PME de distribution industrielle, Rive-Sud de Montréal, 24 M$ de revenus, 45 employés. Le PDG m'appelle un vendredi matin : sa meilleure représentante vient de démissionner. Troisième départ en six mois dans une équipe commerciale de huit personnes. Tous des bons éléments. Il veut comprendre "ce qui cloche dans l'équipe".
La réponse n'était pas dans l'équipe. Elle était dans ce que lui, comme dirigeant, avait choisi de tolérer pendant deux ans — précisément avec le directeur des ventes qu'il refusait de cadrer. Dix-huit mois plus tard, après deux conversations qu'il avait évitées pendant des années et un changement à ce poste, le taux de roulement de l'équipe commerciale était redescendu sous les 8 % et le pipeline avait doublé. Le marché n'avait pas bougé. Lui, oui.
La culture d'une PME ne se construit pas à partir de vos valeurs encadrées dans le corridor. Elle se construit à partir de ce que vous acceptez jour après jour. J'ai accompagné des dizaines de PME québécoises entre 10 M$ et 80 M$ de revenus. Les mêmes erreurs reviennent, dans le même ordre.
1. Des standards qui s'appliquent différemment selon les personnes
C'est l'erreur la plus répandue et la plus coûteuse. Le directeur des ventes arrive en retard aux réunions et personne ne dit rien parce que son pipeline est fort. L'opérateur qui fait des raccourcis se fait reprendre — mais pas le superviseur qui fait les mêmes raccourcis.

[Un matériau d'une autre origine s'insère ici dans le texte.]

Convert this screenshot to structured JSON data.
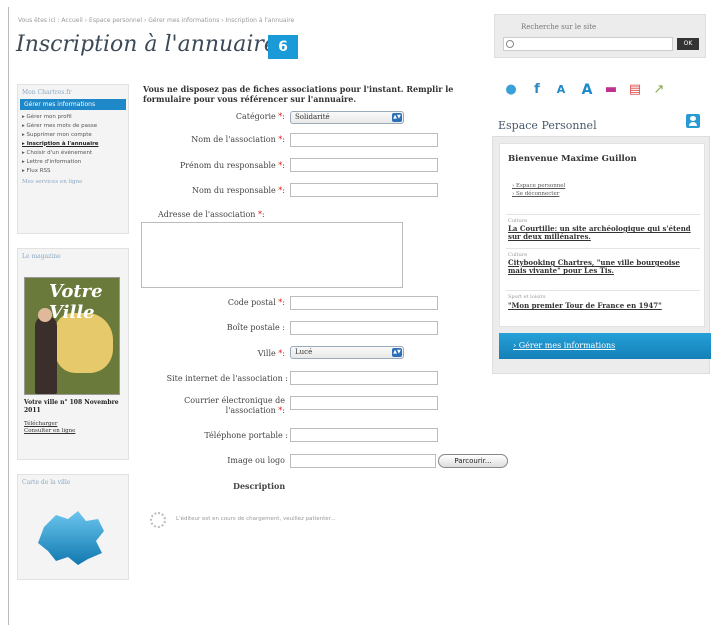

Le moment où vous faites une exception basée sur la performance ou la personnalité, le standard cesse d'exister. Vos équipes le voient. Elles ne le disent pas — mais elles ajustent leur comportement en conséquence.
Un standard qui ne s'applique pas à tout le monde n'est pas un standard. C'est une préférence.
2. Éviter les conversations difficiles
Le feedback tardif, c'est de l'évitement avec un coût attaché. J'ai vu des dirigeants attendre trois mois avant d'avoir une conversation qu'ils savaient nécessaire dès la première semaine. Dans ce temps-là, le problème se cristallise, l'équipe s'impatiente, et la personne concernée n'a pas eu la chance de se corriger.
Ma pratique, et celle que je recommande : une conversation difficile devrait se tenir dans les 24 à 48 heures suivant l'événement. Pas sur la personnalité — sur le comportement précis et son impact concret.
"Lors de la réunion de lundi, tu as contredit le directeur des ops devant toute l'équipe. L'impact : on a perdu 20 minutes à gérer la tension plutôt qu'à avancer sur les décisions."
Adresser le comportement, pas la personne. Dans les 48h. Toujours.
3. Tolérer les hauts performeurs toxiques
C'est probablement la décision la plus difficile. Le vendeur qui fait 140 % de son quota mais qui humilie ses collègues en réunion. Le directeur technique qui livre toujours, mais dont personne ne peut supporter le style de management.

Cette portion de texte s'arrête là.